S1: $C^2$ smoothness of coherence measure — promoted to Theorem 0.1 via the Fisher metric chain (Born Rule → statistical regularity → Čencov uniqueness → coherence Hessian identification). No structural postulates remain in this derivation.

Deferred to later derivations:

Corollaries 6.2–6.3: Position-momentum and energy-time uncertainty (require spacetime chain: $p = \hbar k$ , $x = \theta/k$ )
Numerical value of $\hbar$ (requires full coherence metric specification)
Relationship between $\hbar$ , $c$ , and $G$ (requires geometry derivation chain)

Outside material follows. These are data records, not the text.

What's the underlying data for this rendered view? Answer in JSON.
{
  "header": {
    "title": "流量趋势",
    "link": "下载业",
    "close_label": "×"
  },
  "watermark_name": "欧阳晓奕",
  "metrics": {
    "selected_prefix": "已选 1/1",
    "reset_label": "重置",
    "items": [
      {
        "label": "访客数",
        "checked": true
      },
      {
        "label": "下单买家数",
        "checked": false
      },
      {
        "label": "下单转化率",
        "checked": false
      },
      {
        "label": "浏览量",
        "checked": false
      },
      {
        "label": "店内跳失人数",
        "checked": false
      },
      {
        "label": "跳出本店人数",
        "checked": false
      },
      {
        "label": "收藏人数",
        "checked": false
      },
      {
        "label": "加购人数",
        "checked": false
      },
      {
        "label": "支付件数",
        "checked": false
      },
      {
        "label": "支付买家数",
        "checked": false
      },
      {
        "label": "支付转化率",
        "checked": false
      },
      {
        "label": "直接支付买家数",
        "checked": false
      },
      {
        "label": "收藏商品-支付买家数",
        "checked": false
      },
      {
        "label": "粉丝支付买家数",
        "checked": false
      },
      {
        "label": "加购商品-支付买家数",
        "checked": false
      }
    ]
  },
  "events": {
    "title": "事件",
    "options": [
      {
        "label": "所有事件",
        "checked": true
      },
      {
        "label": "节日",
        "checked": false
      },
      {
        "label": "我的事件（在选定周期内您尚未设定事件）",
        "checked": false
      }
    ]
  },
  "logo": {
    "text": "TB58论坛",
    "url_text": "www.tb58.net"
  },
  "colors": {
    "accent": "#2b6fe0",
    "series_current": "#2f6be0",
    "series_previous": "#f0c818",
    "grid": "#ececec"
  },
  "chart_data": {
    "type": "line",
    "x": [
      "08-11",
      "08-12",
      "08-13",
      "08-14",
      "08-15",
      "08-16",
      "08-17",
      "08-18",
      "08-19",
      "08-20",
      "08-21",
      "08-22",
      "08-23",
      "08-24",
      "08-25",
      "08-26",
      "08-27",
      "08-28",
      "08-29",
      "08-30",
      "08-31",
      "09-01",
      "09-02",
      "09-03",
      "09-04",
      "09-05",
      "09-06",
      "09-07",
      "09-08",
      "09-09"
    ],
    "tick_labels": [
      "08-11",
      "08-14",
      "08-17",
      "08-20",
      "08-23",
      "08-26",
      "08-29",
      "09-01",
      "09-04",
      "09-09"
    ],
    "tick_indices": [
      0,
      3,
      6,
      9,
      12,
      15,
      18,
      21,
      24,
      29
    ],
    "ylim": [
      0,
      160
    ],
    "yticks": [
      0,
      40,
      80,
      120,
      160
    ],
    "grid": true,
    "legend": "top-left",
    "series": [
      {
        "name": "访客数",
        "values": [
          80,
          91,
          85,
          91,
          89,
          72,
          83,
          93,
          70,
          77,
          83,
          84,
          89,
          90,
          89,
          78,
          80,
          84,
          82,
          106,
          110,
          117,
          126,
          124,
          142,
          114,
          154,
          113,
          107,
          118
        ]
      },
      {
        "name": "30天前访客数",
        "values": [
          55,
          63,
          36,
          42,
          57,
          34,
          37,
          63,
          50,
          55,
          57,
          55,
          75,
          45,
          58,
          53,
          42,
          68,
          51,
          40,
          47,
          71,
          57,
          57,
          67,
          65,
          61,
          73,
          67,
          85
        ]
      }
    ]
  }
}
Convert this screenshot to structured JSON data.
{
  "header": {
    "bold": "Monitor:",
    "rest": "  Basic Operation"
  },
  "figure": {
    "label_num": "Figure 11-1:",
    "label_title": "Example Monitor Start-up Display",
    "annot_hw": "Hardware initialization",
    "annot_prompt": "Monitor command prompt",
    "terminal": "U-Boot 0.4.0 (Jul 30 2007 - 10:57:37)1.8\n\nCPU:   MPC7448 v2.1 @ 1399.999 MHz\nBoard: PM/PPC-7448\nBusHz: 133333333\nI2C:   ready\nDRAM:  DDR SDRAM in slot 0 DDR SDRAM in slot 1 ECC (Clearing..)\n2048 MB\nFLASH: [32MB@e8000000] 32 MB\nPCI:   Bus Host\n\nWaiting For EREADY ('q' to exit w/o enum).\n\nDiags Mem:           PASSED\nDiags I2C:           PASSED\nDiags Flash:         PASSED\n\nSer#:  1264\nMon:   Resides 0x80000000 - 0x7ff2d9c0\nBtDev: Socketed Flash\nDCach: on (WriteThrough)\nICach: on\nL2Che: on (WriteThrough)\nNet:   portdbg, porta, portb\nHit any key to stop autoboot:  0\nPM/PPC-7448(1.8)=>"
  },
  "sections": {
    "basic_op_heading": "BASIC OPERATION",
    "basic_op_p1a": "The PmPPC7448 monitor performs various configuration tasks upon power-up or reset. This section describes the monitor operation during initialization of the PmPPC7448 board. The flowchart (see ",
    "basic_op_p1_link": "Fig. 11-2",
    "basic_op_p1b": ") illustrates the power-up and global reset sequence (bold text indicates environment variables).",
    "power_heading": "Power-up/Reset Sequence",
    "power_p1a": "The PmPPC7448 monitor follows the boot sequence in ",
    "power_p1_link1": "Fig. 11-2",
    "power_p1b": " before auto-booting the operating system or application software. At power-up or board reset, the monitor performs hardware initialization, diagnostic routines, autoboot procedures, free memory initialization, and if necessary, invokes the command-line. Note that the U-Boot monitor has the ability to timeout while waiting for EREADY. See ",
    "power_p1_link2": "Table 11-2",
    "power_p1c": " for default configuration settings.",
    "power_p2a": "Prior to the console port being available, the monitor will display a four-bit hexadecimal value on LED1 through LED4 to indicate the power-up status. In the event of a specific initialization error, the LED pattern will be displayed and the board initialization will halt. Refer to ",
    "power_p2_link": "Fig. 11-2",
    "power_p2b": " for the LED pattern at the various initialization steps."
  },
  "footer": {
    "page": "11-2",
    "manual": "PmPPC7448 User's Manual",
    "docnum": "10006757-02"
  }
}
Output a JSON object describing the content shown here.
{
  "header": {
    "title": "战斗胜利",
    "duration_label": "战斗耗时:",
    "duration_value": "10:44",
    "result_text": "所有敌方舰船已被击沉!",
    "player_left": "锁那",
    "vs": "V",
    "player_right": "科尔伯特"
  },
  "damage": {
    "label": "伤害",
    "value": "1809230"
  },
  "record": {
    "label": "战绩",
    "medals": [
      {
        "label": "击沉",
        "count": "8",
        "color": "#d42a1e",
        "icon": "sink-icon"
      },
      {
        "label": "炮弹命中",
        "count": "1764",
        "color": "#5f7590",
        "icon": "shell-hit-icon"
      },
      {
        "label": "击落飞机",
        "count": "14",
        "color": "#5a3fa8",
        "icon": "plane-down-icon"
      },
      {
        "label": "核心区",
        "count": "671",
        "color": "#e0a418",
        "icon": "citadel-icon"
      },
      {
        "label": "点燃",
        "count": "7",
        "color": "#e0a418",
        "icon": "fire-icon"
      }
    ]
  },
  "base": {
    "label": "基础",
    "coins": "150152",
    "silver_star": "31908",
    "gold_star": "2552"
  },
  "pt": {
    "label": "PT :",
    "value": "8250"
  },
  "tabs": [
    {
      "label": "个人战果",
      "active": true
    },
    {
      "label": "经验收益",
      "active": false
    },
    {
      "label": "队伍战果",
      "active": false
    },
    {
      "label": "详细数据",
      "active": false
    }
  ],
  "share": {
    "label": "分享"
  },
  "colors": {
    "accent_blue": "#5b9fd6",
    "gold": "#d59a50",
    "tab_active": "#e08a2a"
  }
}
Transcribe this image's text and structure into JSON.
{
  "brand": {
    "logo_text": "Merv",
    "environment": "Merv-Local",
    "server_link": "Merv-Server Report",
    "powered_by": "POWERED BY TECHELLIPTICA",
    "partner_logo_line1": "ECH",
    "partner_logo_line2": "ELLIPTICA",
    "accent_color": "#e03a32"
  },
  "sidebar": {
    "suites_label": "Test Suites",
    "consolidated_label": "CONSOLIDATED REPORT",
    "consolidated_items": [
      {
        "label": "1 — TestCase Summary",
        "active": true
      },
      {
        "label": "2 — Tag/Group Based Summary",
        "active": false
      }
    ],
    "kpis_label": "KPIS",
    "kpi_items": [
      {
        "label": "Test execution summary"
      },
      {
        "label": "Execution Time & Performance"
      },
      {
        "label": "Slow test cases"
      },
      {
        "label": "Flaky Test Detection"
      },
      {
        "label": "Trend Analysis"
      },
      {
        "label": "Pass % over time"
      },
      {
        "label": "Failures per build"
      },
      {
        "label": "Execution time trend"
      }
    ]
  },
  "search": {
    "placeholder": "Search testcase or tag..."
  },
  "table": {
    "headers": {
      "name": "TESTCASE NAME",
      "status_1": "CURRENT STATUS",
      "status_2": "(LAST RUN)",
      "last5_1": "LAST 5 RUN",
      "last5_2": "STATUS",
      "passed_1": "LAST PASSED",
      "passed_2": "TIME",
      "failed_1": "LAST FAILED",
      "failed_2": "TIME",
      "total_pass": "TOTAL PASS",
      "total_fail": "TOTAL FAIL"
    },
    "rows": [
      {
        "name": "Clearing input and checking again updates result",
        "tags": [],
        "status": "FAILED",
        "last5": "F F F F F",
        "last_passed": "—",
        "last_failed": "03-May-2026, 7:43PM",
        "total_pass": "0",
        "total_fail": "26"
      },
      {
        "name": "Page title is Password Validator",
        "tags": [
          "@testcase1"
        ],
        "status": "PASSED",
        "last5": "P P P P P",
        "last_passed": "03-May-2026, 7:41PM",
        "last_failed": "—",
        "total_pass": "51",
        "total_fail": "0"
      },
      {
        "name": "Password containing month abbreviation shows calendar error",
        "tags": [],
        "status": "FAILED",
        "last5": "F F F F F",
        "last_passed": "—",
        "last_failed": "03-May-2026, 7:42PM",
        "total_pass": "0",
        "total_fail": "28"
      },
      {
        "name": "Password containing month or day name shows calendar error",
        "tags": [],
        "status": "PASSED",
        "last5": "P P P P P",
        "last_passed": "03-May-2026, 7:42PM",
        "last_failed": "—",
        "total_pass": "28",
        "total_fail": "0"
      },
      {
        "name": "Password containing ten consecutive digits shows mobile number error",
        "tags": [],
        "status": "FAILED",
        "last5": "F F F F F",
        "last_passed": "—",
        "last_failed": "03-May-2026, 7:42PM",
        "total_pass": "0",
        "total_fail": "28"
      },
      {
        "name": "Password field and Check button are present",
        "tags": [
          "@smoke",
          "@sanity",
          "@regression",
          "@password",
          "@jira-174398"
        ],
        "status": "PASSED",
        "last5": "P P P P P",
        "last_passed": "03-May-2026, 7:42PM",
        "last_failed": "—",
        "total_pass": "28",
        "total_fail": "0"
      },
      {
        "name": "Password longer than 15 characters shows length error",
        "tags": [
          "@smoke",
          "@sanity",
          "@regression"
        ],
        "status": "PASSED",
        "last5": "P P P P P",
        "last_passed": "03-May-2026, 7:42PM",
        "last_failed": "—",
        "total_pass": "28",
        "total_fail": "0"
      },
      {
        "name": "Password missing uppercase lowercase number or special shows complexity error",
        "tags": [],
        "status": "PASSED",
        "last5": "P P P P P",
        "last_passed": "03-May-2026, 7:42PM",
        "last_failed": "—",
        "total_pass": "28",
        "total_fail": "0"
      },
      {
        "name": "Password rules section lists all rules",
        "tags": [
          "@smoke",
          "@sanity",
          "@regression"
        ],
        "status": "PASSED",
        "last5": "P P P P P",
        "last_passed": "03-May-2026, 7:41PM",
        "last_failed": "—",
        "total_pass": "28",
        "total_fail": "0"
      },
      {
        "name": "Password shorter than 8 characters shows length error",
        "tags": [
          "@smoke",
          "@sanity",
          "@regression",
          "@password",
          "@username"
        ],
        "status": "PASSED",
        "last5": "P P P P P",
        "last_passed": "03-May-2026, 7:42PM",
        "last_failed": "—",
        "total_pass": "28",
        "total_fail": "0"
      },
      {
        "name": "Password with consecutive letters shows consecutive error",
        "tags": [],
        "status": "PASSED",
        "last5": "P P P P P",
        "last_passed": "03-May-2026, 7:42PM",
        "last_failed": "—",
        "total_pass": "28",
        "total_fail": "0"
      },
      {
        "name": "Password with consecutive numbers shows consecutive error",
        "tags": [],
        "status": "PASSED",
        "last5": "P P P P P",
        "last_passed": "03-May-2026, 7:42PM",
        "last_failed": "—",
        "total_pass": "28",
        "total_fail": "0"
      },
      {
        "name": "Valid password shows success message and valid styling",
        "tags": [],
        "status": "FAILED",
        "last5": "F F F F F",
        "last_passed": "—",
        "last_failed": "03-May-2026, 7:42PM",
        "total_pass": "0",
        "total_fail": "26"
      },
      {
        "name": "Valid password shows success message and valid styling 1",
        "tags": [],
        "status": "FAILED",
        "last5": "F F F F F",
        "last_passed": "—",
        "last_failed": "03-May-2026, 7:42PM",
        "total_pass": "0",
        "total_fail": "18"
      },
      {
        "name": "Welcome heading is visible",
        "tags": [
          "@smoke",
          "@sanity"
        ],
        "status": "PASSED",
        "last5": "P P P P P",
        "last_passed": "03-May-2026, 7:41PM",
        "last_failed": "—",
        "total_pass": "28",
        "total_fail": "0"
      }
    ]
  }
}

Assessment: The core results — existence and positivity of the action quantum, stationary action from path sums, Planck-Einstein relation, and uncertainty from $U(1)$ conjugacy — are fully rigorous. The former structural postulate S1 has been promoted to Theorem 0.1, leaving no active postulates in this derivation. Spacetime-dependent physical identifications are properly deferred.

Open Gaps

Constructing $\mathcal{L}$ from first principles: The coherence Lagrangian should be uniquely derivable from $\mathcal{C}$ and the observer structure. The Fisher information metric is a natural candidate. This is the key missing link between the abstract framework and concrete dynamics.
Quantization of energy levels: The existence of a minimum action quantum $\hbar$ implies that admissible observer cycles have quantized action $n\hbar$ for $n \in \mathbb{Z}_{\geq 1}$ . This should connect to the quantization of energy levels in bound systems.
$\hbar$ , $c$ , and $G$ : The relationship between $\hbar$ (coherence cost quantum), $c$ (phase propagation speed from Speed of Light), and $G$ (gravitational coupling) determines whether the framework has zero, one, or two free parameters.